Engendered in his frame by want of exercise, and nourished by gross self-indulgence, disease made rapid and fearful progress. Ere long he had become so corpulent, and his limbs were so much swollen, that he was almost incapable of movement. Such was his weight, that machinery had to be employed to raise him or place him in a chair. Doors were widened to allow him passage. He could not repose in a couch from fear of suffocation; and unceasing anguish was occasioned by a deep and incurable ulcer in the leg. Terrible was he to behold at this period. Terrible to hear were his cries of rage and pain, which resembled the roaring of a wild beast. His attendants came nigh him with reluctance and affright, for the slightest inadvertence drew down dreadful imprecations and menaces on their heads.

But the lion, though sick to death, was a lion still. While any life was left him, Henry would not abate a jot of the sovereign power he had exercised. Though his body was a mass of disease, his faculties were vigorous as ever; his firmness was unshaken, his will absolute. To the last he was true to himself. Inexorable he had been, and inexorable he remained. His thirst for vengeance was insatiable as ever, while his suspicions were more quickly aroused, and sharper than heretofore.

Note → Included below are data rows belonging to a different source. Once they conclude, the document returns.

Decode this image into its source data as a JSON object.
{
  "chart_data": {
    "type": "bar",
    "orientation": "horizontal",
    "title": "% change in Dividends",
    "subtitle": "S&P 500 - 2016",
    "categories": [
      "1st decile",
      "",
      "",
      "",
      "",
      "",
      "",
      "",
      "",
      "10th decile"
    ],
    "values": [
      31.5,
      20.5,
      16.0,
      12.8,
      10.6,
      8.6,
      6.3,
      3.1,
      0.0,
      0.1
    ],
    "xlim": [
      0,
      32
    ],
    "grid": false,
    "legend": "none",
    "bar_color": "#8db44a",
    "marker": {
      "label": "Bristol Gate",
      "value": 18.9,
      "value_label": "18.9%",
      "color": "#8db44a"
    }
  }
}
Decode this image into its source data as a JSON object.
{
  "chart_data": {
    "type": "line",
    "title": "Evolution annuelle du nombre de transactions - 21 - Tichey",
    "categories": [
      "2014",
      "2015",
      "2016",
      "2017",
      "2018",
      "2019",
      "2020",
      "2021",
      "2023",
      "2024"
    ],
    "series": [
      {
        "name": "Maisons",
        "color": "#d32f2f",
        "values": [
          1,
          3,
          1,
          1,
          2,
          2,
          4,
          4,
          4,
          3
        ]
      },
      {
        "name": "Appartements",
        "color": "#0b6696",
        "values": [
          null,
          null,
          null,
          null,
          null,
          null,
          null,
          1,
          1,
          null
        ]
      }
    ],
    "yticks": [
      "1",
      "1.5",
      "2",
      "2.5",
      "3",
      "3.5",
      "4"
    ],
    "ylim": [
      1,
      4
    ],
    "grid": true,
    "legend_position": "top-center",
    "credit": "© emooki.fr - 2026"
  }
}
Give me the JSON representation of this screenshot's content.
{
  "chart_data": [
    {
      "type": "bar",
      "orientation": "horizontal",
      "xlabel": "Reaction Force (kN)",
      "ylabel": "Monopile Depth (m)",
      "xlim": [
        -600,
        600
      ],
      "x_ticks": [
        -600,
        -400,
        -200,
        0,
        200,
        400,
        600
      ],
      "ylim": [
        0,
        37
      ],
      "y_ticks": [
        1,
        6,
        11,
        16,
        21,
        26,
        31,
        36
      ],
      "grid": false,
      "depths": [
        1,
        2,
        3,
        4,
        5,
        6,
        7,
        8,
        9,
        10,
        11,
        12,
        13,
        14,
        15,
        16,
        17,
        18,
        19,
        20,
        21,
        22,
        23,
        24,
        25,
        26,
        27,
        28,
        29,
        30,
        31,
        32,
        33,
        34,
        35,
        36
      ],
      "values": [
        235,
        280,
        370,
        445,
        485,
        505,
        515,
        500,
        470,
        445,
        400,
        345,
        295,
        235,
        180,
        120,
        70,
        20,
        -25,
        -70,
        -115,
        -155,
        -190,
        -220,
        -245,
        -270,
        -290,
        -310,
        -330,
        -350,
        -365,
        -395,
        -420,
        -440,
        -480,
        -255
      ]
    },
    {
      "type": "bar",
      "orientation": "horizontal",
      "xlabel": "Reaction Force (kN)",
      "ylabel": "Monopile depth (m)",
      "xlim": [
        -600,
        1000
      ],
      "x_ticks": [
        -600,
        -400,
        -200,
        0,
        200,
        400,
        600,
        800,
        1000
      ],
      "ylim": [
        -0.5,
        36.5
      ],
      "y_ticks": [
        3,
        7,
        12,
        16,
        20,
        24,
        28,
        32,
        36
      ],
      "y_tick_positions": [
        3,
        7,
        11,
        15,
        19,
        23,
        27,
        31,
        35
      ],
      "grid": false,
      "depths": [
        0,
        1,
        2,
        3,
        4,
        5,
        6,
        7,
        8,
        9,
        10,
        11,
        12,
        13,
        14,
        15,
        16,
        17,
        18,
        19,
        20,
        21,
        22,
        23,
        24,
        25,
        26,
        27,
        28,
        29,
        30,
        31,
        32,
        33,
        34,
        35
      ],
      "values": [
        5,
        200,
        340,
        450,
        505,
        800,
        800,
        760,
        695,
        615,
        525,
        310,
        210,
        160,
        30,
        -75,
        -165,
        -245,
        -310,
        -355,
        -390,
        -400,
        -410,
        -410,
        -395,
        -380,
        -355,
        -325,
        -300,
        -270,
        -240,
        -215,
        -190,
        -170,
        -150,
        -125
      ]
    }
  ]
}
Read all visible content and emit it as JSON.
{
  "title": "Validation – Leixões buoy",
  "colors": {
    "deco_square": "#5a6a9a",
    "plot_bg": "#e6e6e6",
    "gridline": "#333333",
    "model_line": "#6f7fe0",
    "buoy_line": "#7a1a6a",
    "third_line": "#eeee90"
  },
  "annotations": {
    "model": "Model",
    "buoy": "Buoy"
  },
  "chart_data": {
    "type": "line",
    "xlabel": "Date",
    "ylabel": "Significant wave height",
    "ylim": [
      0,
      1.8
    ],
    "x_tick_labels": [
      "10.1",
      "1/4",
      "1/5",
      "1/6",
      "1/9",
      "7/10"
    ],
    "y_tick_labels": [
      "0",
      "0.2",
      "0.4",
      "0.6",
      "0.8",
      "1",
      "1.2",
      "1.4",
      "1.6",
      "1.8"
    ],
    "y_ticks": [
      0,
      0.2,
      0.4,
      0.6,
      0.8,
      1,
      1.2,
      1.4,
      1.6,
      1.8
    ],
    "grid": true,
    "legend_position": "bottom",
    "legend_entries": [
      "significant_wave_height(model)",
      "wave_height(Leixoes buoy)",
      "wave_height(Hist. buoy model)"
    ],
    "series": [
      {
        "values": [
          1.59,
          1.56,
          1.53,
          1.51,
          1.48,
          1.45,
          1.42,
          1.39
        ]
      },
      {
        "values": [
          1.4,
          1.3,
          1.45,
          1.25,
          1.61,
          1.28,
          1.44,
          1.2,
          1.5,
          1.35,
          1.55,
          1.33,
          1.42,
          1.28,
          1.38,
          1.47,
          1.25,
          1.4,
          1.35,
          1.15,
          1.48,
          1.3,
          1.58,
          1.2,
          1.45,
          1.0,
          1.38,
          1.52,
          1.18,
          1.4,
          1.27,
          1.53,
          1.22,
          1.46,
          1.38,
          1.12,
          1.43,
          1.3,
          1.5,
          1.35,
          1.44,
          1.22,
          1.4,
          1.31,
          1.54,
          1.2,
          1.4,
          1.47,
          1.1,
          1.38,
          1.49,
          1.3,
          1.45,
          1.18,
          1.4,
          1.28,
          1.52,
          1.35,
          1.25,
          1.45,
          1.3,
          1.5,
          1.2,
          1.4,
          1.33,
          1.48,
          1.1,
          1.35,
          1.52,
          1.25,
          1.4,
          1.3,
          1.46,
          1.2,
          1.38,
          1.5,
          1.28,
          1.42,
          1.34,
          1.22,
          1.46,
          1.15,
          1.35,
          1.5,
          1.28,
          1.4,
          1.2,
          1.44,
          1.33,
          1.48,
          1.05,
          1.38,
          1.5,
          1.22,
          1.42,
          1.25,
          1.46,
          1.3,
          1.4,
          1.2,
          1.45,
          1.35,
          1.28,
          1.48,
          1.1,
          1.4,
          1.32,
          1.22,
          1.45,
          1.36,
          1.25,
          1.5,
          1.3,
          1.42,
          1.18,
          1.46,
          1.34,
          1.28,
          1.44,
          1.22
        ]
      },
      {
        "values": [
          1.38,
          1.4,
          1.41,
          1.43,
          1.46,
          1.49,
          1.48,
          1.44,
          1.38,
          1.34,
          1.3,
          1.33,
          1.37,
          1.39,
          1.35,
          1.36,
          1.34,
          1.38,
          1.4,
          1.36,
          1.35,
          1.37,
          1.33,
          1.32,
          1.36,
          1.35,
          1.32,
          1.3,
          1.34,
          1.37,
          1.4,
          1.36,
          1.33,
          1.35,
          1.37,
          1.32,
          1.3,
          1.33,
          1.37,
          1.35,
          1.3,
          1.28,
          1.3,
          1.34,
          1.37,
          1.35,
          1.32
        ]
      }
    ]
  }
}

But during this season of affliction, vouchsafed him, perchance, for repentance from his numerous and dire offences, there was no endeavour to reconcile himself with man, or to make his peace with Heaven. Neither was there any outward manifestation of remorse. The henchmen and pages, stationed at the doors of his chamber during the long hours of night, and half slumbering at their posts, with other watchers by his side, were often appalled by the fearful groans of the restless king. But these might be wrested from him by pain, and were no proof that conscience pricked him. Not a word escaped his lips to betoken that sleep was scared away by the spectres of his countless victims. What passed within that dark and inscrutable breast no man could tell.